Лето гремело грозами.
Отзвуками боев из далекой Маньчжурии, где шестой месяц шла нелепая, бездарная война с маленькой Японией, о которой сперва хвастливо шумели на клубных обедах: шапками-де закидаем! – а теперь растерянно помалкивали.
В церквах пели молебны о ниспослании победы христолюбивому воинству. Но слухи шли, что бьют нас японцы. Что против японских пулеметов у «христолюбивого воинства» не только ружей нехватка, но и патронов к ним нету.
Что в сраженье под Ляояном многие тысячи наших полегли ни за понюх табаку.
Что генералу Куропаткину не армиями командовать – гусей пасти.
Однако война была где-то далеко, на краю земли, о ней лишь слухи шли, а вот тут, дома, под боком, затевалось, кажется, кое-что погрознее Ляояна.

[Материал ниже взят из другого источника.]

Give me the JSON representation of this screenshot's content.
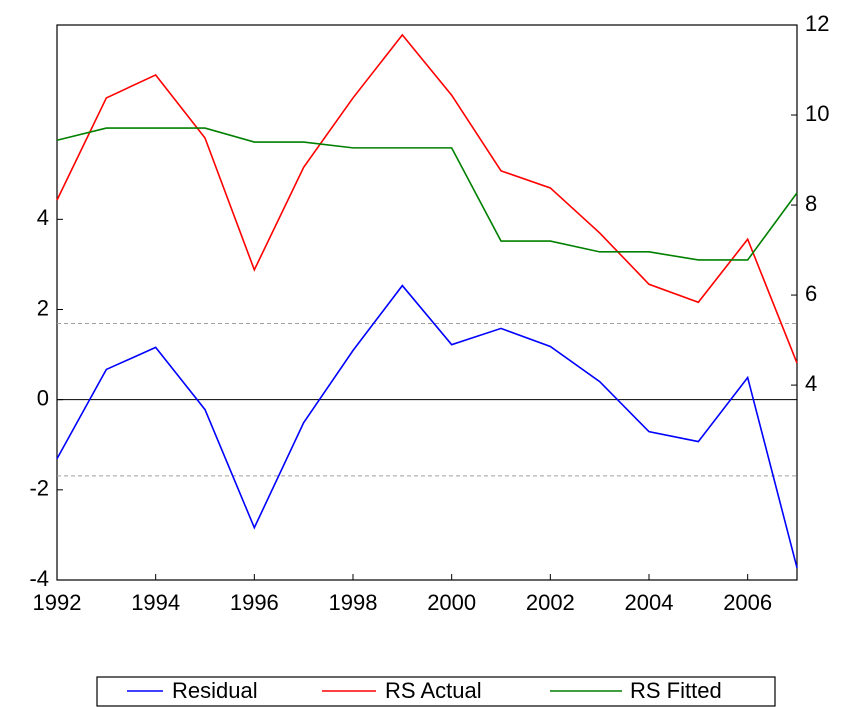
{
  "chart_data": {
    "type": "line",
    "x": [
      1992,
      1993,
      1994,
      1995,
      1996,
      1997,
      1998,
      1999,
      2000,
      2001,
      2002,
      2003,
      2004,
      2005,
      2006,
      2007
    ],
    "xlim": [
      1992,
      2007
    ],
    "xticks": [
      1992,
      1994,
      1996,
      1998,
      2000,
      2002,
      2004,
      2006
    ],
    "ylim": [
      -4,
      8.31
    ],
    "yticks": [
      -4,
      -2,
      0,
      2,
      4
    ],
    "y2lim": [
      -0.33,
      12
    ],
    "y2ticks": [
      4,
      6,
      8,
      10,
      12
    ],
    "hlines": [
      {
        "value": 0,
        "style": "solid",
        "color": "#000000"
      },
      {
        "value": 1.69,
        "style": "dashed",
        "color": "#a0a0a0"
      },
      {
        "value": -1.69,
        "style": "dashed",
        "color": "#a0a0a0"
      }
    ],
    "series": [
      {
        "name": "Residual",
        "color": "#0000ff",
        "values": [
          -1.31,
          0.67,
          1.16,
          -0.22,
          -2.84,
          -0.51,
          1.09,
          2.53,
          1.22,
          1.58,
          1.18,
          0.4,
          -0.71,
          -0.93,
          0.49,
          -3.73
        ]
      },
      {
        "name": "RS Actual",
        "color": "#ff0000",
        "axis": "y2",
        "values": [
          8.11,
          10.38,
          10.89,
          9.49,
          6.56,
          8.84,
          10.38,
          11.78,
          10.44,
          8.76,
          8.38,
          7.38,
          6.24,
          5.84,
          7.24,
          4.49
        ]
      },
      {
        "name": "RS Fitted",
        "color": "#008000",
        "axis": "y2",
        "values": [
          9.44,
          9.71,
          9.71,
          9.71,
          9.4,
          9.4,
          9.27,
          9.27,
          9.27,
          7.2,
          7.2,
          6.96,
          6.96,
          6.78,
          6.78,
          8.27
        ]
      }
    ],
    "legend": "bottom"
  }
}
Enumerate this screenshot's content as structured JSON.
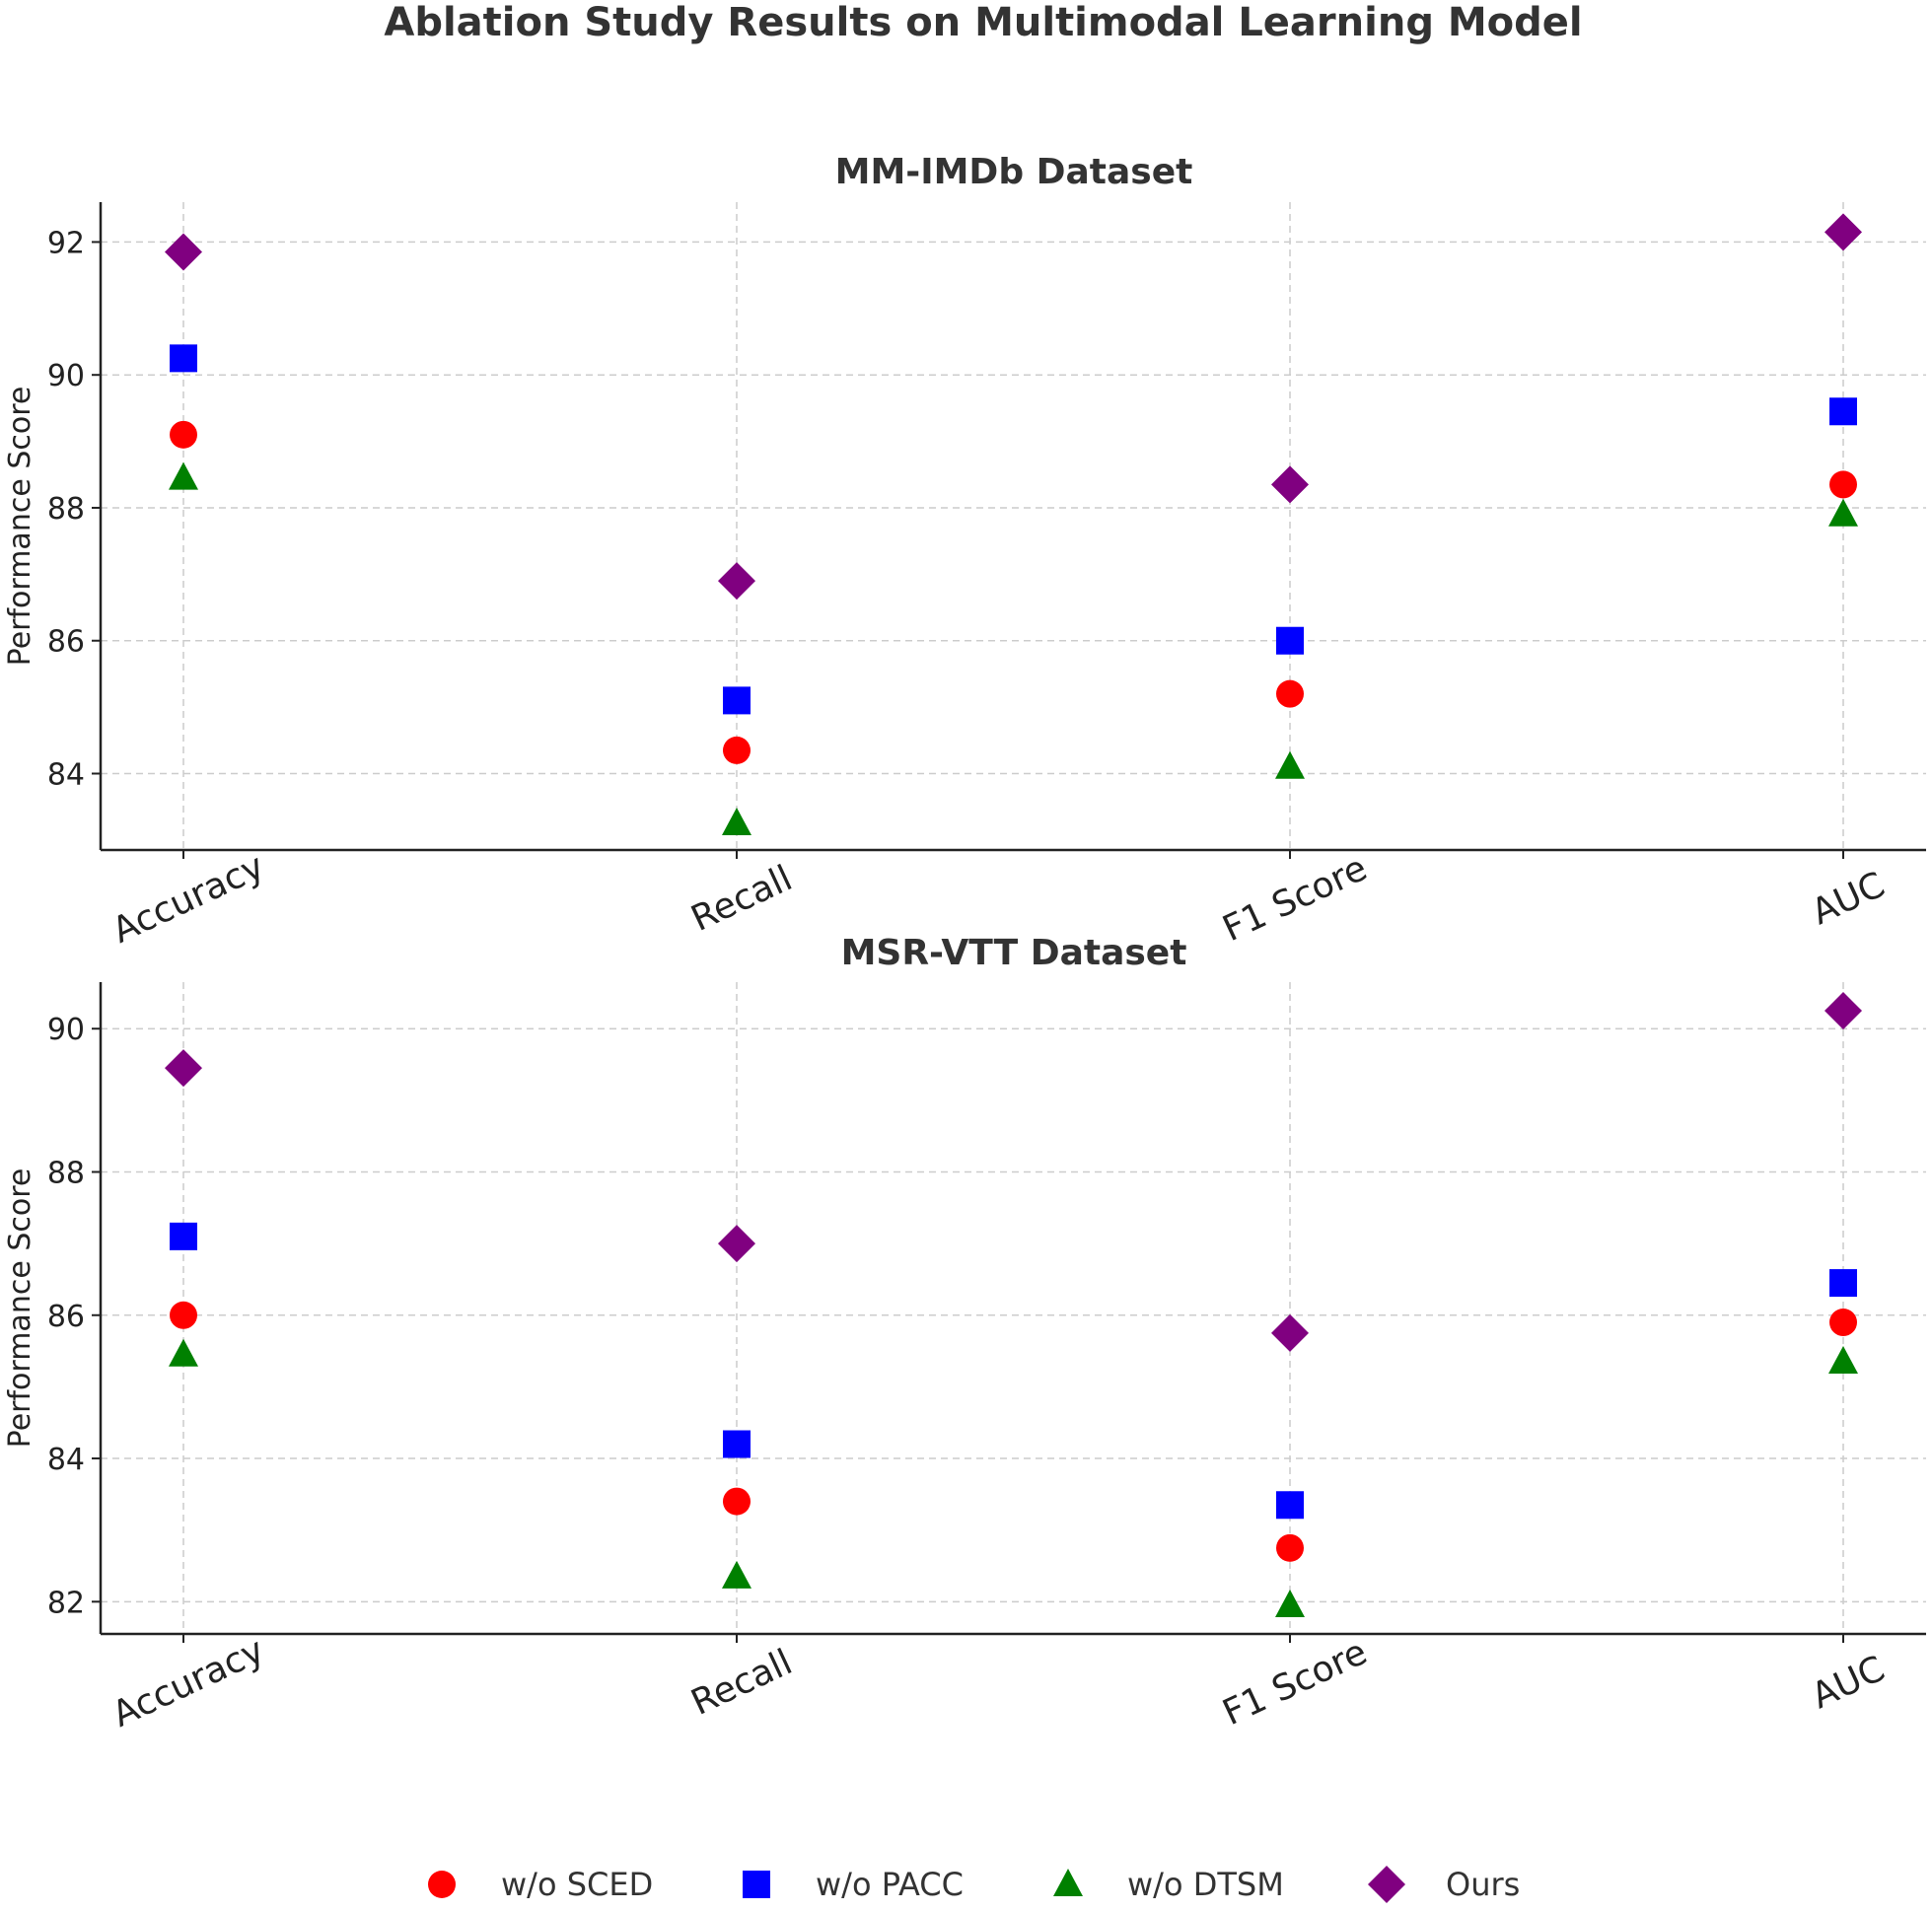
{
  "chart_data": {
    "title": "Ablation Study Results on Multimodal Learning Model",
    "type": "scatter",
    "legend": {
      "placement": "bottom-center",
      "entries": [
        {
          "name": "w/o SCED",
          "marker": "circle",
          "color": "#ff0000"
        },
        {
          "name": "w/o PACC",
          "marker": "square",
          "color": "#0000ff"
        },
        {
          "name": "w/o DTSM",
          "marker": "triangle",
          "color": "#008000"
        },
        {
          "name": "Ours",
          "marker": "diamond",
          "color": "#800080"
        }
      ]
    },
    "subplots": [
      {
        "title": "MM-IMDb Dataset",
        "ylabel": "Performance Score",
        "categories": [
          "Accuracy",
          "Recall",
          "F1 Score",
          "AUC"
        ],
        "ylim": [
          82.85,
          92.6
        ],
        "yticks": [
          84,
          86,
          88,
          90,
          92
        ],
        "grid": true,
        "series": [
          {
            "name": "w/o SCED",
            "values": [
              89.1,
              84.35,
              85.2,
              88.35
            ]
          },
          {
            "name": "w/o PACC",
            "values": [
              90.25,
              85.1,
              86.0,
              89.45
            ]
          },
          {
            "name": "w/o DTSM",
            "values": [
              88.45,
              83.25,
              84.1,
              87.9
            ]
          },
          {
            "name": "Ours",
            "values": [
              91.85,
              86.9,
              88.35,
              92.15
            ]
          }
        ]
      },
      {
        "title": "MSR-VTT Dataset",
        "ylabel": "Performance Score",
        "categories": [
          "Accuracy",
          "Recall",
          "F1 Score",
          "AUC"
        ],
        "ylim": [
          81.55,
          90.65
        ],
        "yticks": [
          82,
          84,
          86,
          88,
          90
        ],
        "grid": true,
        "series": [
          {
            "name": "w/o SCED",
            "values": [
              86.0,
              83.4,
              82.75,
              85.9
            ]
          },
          {
            "name": "w/o PACC",
            "values": [
              87.1,
              84.2,
              83.35,
              86.45
            ]
          },
          {
            "name": "w/o DTSM",
            "values": [
              85.45,
              82.35,
              81.95,
              85.35
            ]
          },
          {
            "name": "Ours",
            "values": [
              89.45,
              87.0,
              85.75,
              90.25
            ]
          }
        ]
      }
    ]
  }
}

Великую Российскую империю корчило.
Вспоминались слова младшего Терновского: «Вот-вот разразится, неужто не чувствуете?» И еще – о баррикадах, по какую, мол, станете сторону.
На днях опять разговор с Александром. Зашел поздравить с воронежским успехом:
– Очень, знаете, собачка ваша красноречиво выла. По городу только и разговоров, что о вашем номере.
– Спасибо, Санек.
– Не за что. Вам спасибо. Но вот вопросик позвольте: запретили?
– Да нет, не то чтобы…
Дуров нахмурился. Принялся, как это часто делал в замешательстве, пристально разглядывать камушек на перстне.
– Понятно, – насмешливо покивал Александр.
– Что? Что тебе понятно? – вспыхнул Дуров. – Что-о?
Ударился в скучные, путаные объяснения: в дни, когда отечество отражает удары врага… когда на полях сражений гибнут русские люди… долг патриота… святая обязанность… всемерно поддерживать…
– Кого поддерживать? – холодно спросил Александр. – Кучку негодяев, которые именуют себя правительством? Ну, это уж, знаете…
– Так ведь бьют же нас японцы! – воскликнул Дуров.
– И очень хорошо, что бьют, – загадочно как-то, непонятно сказал Александр. – Скоро сами увидите…
Разговор прервали барышни: «Идемте, идемте, Саша! Послушайте новую пластинку с Плевицкой, чудо! Извини, папочка!»
Исчезли пестрым легким облачком. «Дышала ночь восторгом сладострастья, – обмирала, захлебывалась знаменитая певица, – неясных дум и трепета полна…»
– Ах, черт возьми! – сказал Дуров. – «Неясных дум»… Похоже, что действительно скоро…
Тому доказательством, помимо всего, было Пронино возвращенье.